— В первый раз с вами беседовали наспех,— вкрадчиво сказал Сергей Тимофеевич.— Поэтому мне придется соблюсти некоторые обязательные в таких случаях формальности...
— Пожалуйста,— неожиданно тонким пискливым голоском ответила она и манерно подкатила веки.— Только я долго не могу. Головные боли, знаете...
— Я долго вас не задержу. Фамилия, имя, отчество?
— Паритова. Фатимат Махмудовна.
— Возраст?
Она опять пококетничала, развела руками, но ответила:
— Тридцать четыре.
— Национальность?
— Черкешенка. Но зачем все это?
— Вы предупреждены, что за дачу ложных показаний по статье номер девяносто пять следует уголовное наказание вплоть до лишения свободы сроком до двух лет?
_ Боже мой! Какие строгости! Да, мне говорили...
— Отлично. Вы замужем?
— Конечно.
- Где сейчас находится ваш муж?
— Он в отпуске. Уехал в Дагестан к старому другу, к кому — точно не знаю.
— Кем и где он работает?
— Завхозом драмтеатра.
Задав еще несколько незначительных вопросов, Бондарен-ко отложил в сторону перо и наполовину исписанный лист протокола.
— А теперь вспомните хорошенько приметы нападавших. Еще раз.
— Я же говорила.
— Начнем с того, который вас ударил.
— Я плохо рассмотрела. В папахе. Галифе и гимнастерка из серого сукна. Местный, видно, кавказец... А тот, что витрину разбил,— высокий, глаза, как у татарина... черный. Рубашка на нем была с косым воротом.
— Никаких запоминающихся примет? Шрам, татуировка на руках. Ничего?
— Татуировка — да! — оживилась Паритова.— На локте у высокого. Рукава закатаны у него были...
— Что изображено? Она покачала головой.
— Разве я разглядывала...
Бондаренко записал. Потом снова отложил ручку и будничным голосом, как бы между прочим, спросил;
— Скупкой давно занимаетесь?
Ему показалось, что на мгновение в ее глазах затрепетал страх. А, может быть, почудилось? Ответила она спокойно:
— С год, наверное. Хорошо, что ввели скупочные отделы. Государству выгодно. Ведь с тех пор, как закрыли «Торг-син», приток золота резко уменьшился.
— О-о! — удивился Бондаренко.— Вы, очевидно хорошо осведомлены о таких вещах?
— Я — нет. -Это муж...— она осеклась.
— Что — муж? — не дождавшись конца фразы, спросил Бондаренко.

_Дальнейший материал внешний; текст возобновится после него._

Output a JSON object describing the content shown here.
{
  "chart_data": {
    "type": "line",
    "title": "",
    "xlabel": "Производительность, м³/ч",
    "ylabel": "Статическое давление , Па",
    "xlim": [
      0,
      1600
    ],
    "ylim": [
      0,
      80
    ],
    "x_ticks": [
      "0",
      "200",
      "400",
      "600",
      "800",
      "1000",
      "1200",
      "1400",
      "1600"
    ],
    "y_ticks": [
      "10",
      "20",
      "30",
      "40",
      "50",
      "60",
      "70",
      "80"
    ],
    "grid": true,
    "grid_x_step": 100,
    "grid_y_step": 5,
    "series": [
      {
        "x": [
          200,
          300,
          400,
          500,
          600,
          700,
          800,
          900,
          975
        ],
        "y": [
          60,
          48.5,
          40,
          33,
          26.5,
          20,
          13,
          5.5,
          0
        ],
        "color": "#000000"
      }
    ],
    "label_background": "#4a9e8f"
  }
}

— Ну... он много читает. Рассказывал мне: как-то читал статью в «Вокруг света», или еще где, не помню,— о золотом балансе страны.
Сергей Тимофеевич отметил про себя, что говорит она по-русски правильно, без акцента, не затрудняясь в выборе слов.
— Какое у вас образование?
— Десять классов. И курсы счетных работников.
— Ну, что ж, спасибо,— сказал Бондаренко, вставая и показывая тем, что допрос окончен. Пододвинул к ней листок.— Прочитайте и подпишите.
Когда она вернула ему ручку, он вдруг спросил:
— Сколько вы заплатили за мельхиоровое кольцо?
Он ждал. Он очень ждал, что вот сейчас реакция будет необычной, ему казалось, что его вопрос повергнет ее в растерянность, потому что он чувствовал — дело с перстнем нечисто. Но ничего этого не произошло. Без тени смущения на лице, с искренним недоумением она переспросила:
— Какой перстень?
— С темно-зеленым камнем очень большим камнем Неужели не помните?
— А-а. этот Помню, почему же Он давно у нас валяется, чуть ли не с момента открытия скупочного отдела. Но я не помню его стоимости. Да он недорогой. Ума не приложу, зачем и кому он понадобился.
— Откуда вы знаете, что кольцо исчезло? — подался к ней Бондаренко
Она усмехнулась.
— Заведующий наш приходил. Апельсинов мне принес Он и сказал.
— Вам известен адрес Чернобыльского?
— Вы и о нем уже знаете?
— Отвечайте, пожалуйста, на вопрос
— Ради Бога. Конечно, известен. Переулок Псыжский пять.
— Квартара?
— У него свой домик.
Из больницы Сергей Тимофеевич вышел чернее тучи В его голове уже выстраивалась до визита сюда стройная, как он думал, версия, в которой было отведено место и для Фатимат Паритовой, но после допроса версия эта основательно поколебалась.
Вернувшись в угрозыск, он все-таки позвонил Абдулу Маремкулову и приказал выяснить, сколько заплачено скупочным отделом за украденное кольцо. Мысленно ругнул,себя, что не сделал этого раньше.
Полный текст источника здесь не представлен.